In [None]:
import numpy as np
import pandas as pd

In [None]:
import matplotlib.pyplot as plt
from sklearn.preprocessing import StandardScaler
from catboost import CatBoostRegressor
from sklearn.metrics import mean_absolute_error, max_error, mean_absolute_percentage_error
from scipy.stats import kurtosis, skew
import shap

In [None]:
train = pd.read_csv('../input/LANL-Earthquake-Prediction/train.csv', dtype={'acoustic_data': np.int16, 'time_to_failure': np.float64})
pd.options.display.precision = 15
train.head()

The dataset in input is divided in segments of 150 000 samples each (as is divided the test set for the challange), it generates 4194 segments

In [None]:
rows = 150_000
segments = int(np.floor(train.shape[0] / rows))

X_train = pd.DataFrame(index=range(segments), dtype=np.float64, columns=['ave','std','max','min','skew','kurtosis'])
y_train = pd.DataFrame(index=range(segments), dtype=np.float64, columns=['time_to_failure'])

for segment in range(segments):
    seg = train.iloc[segment*rows:segment*rows+rows]
    x = seg['acoustic_data'].values
    y = seg['time_to_failure'].values[-1]
    y_train.loc[segment, 'time_to_failure'] = y
    X_train.loc[segment, 'ave'] = x.mean()
    X_train.loc[segment, 'std'] = x.std()
    X_train.loc[segment, 'max'] = x.max()
    X_train.loc[segment, 'min'] = x.min()
    X_train.loc[segment, 'skew'] = skew(x)
    X_train.loc[segment, 'kurtosis'] = kurtosis(x)    

In [None]:
X_train.head()

Then normalize the training data

In [None]:
scaler = StandardScaler()
scaler.fit(X_train)
X_train_scaled = scaler.transform(X_train)
y_train_flatten = y_train.values.flatten()

In [None]:
def plot(y_train_flatten, y_pred):
    plt.figure(figsize=(6, 6))
    plt.scatter(y_train_flatten, y_pred)
    plt.xlim(0, 20)
    plt.ylim(0, 20)
    plt.xlabel('actual', fontsize=12)
    plt.ylabel('predicted', fontsize=12)
    plt.plot([(0, 0), (20, 20)], [(0, 0), (20, 20)])
    plt.show()

In [None]:
def score(y_train_flatten, y_pred):
    max = max_error(y_train_flatten, y_pred)
    mae = mean_absolute_error(y_train_flatten, y_pred)
    mape = mean_absolute_percentage_error(y_train_flatten, y_pred)
    print(f'Max Error: {max:0.3f}')
    print(f'Mean Absolute Error: {mae:0.3f}')
    print(f'Mean Absolute Percentage Error: {mape:0.3f}')    
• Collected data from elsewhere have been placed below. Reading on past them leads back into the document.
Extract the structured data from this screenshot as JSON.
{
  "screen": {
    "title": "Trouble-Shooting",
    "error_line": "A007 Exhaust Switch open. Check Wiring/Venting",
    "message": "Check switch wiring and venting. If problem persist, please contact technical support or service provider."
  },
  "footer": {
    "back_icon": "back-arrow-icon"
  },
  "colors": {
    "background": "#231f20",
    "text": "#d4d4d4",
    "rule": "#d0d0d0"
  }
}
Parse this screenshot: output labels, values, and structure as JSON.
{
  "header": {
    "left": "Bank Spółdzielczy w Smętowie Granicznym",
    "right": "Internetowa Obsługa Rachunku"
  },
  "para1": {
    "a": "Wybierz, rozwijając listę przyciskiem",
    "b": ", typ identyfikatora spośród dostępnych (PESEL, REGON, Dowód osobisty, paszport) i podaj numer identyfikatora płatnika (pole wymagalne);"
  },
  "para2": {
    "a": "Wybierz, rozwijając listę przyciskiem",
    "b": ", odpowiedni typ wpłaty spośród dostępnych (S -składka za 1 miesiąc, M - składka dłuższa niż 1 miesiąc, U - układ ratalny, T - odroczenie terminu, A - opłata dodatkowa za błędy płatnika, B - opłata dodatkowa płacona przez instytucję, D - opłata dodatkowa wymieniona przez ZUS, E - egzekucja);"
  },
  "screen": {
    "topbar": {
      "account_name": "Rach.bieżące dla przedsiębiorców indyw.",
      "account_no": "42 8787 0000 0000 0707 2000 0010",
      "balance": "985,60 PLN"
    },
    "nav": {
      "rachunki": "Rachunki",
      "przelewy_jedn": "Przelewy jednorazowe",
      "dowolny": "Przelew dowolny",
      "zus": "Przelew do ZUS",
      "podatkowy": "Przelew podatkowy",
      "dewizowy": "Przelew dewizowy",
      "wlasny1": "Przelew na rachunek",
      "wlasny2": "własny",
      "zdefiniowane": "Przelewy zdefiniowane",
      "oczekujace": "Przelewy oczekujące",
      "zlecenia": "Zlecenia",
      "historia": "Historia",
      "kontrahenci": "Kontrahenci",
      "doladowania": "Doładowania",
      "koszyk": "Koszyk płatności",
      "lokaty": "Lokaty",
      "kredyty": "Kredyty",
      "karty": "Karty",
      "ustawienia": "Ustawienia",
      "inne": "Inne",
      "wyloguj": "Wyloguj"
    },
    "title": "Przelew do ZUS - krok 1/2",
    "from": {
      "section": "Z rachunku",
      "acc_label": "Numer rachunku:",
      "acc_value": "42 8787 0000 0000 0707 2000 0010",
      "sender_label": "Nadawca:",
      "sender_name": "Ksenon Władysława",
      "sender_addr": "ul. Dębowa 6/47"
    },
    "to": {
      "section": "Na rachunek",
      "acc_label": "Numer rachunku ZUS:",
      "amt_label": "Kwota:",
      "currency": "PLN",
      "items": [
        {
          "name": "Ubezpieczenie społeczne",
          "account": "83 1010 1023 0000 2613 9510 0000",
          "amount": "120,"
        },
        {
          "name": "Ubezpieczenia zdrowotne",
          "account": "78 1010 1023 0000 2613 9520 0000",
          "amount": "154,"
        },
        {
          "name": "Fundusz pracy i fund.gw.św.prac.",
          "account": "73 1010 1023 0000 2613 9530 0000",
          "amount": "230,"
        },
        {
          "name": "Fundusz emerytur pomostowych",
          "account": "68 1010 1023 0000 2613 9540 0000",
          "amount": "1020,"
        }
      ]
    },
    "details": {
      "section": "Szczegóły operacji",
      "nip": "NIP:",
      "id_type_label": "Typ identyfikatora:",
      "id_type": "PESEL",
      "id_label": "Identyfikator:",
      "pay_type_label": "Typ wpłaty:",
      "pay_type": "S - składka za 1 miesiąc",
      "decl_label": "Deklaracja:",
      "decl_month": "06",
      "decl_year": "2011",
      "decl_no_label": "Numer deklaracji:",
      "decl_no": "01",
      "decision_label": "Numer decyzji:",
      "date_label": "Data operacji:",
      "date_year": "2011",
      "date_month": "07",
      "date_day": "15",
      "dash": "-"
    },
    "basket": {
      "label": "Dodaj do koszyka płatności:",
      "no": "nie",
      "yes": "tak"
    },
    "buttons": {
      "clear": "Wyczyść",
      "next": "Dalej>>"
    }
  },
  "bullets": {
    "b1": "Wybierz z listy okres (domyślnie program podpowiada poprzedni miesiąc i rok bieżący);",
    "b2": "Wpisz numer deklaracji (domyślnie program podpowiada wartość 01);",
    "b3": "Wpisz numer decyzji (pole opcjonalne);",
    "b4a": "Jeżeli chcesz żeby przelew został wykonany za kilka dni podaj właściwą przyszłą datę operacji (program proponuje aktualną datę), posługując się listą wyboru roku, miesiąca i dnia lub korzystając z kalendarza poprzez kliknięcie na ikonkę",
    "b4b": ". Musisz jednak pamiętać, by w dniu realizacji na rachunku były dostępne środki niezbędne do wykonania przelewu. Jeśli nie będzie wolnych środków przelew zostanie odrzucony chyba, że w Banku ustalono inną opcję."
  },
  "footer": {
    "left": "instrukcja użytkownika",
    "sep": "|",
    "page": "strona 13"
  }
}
# Catboost with Root Mean Square Error

In [None]:
m_rmse = CatBoostRegressor()
m_rmse.fit(X_train_scaled, y_train.values.flatten(), silent=True)
y_pred_m_rmse = m_rmse.predict(X_train_scaled)

In [None]:
plot(y_train_flatten, y_pred_m_rmse)

In [None]:
score(y_train_flatten, y_pred_m_rmse)

## Interpretation of the model

In [None]:
explainer = shap.Explainer(m_rmse)
shap_values = explainer(X_train)

In [None]:
shap.plots.bar(shap_values)

The plot above shows the **importance** of the feature in the feature in scoring a segment.

In [None]:
shap.plots.beeswarm(shap_values)

The plot above shows how the calculated features in the dataset impact the model’s output.
The blue points are associated with low values, the red ones with high values.

In [None]:
shap.initjs()
shap.plots.force(shap_values[1651])

The graph above shows how the different features impact the score calculated for the segment 1651. The mangitude of the arrows corresponds to the weight of the features shown in the first graph of this section.

# Submission of the model

In [None]:
submission = pd.read_csv('../input/LANL-Earthquake-Prediction/sample_submission.csv', index_col='seg_id')

In [None]:
X_test = pd.DataFrame(columns=X_train.columns, dtype=np.float64, index=submission.index)

In [None]:
for segment_id in X_test.index:
    filename = "../input/LANL-Earthquake-Prediction/test/{0}.csv".format(segment_id)
    segment =  pd.read_csv(filename)
    x = segment['acoustic_data'].values
    X_test.loc[segment_id, 'ave'] = x.mean()
    X_test.loc[segment_id, 'std'] = x.std()
    X_test.loc[segment_id, 'max'] = x.max()
    X_test.loc[segment_id, 'min'] = x.min()
    X_test.loc[segment_id, 'skew'] = skew(x)
    X_test.loc[segment_id, 'kurtosis'] = kurtosis(x)    

In [None]:
X_test_scaled = scaler.transform(X_test)
submission['time_to_failure'] = m_rmse.predict(X_test_scaled)
submission.to_csv('submission.csv')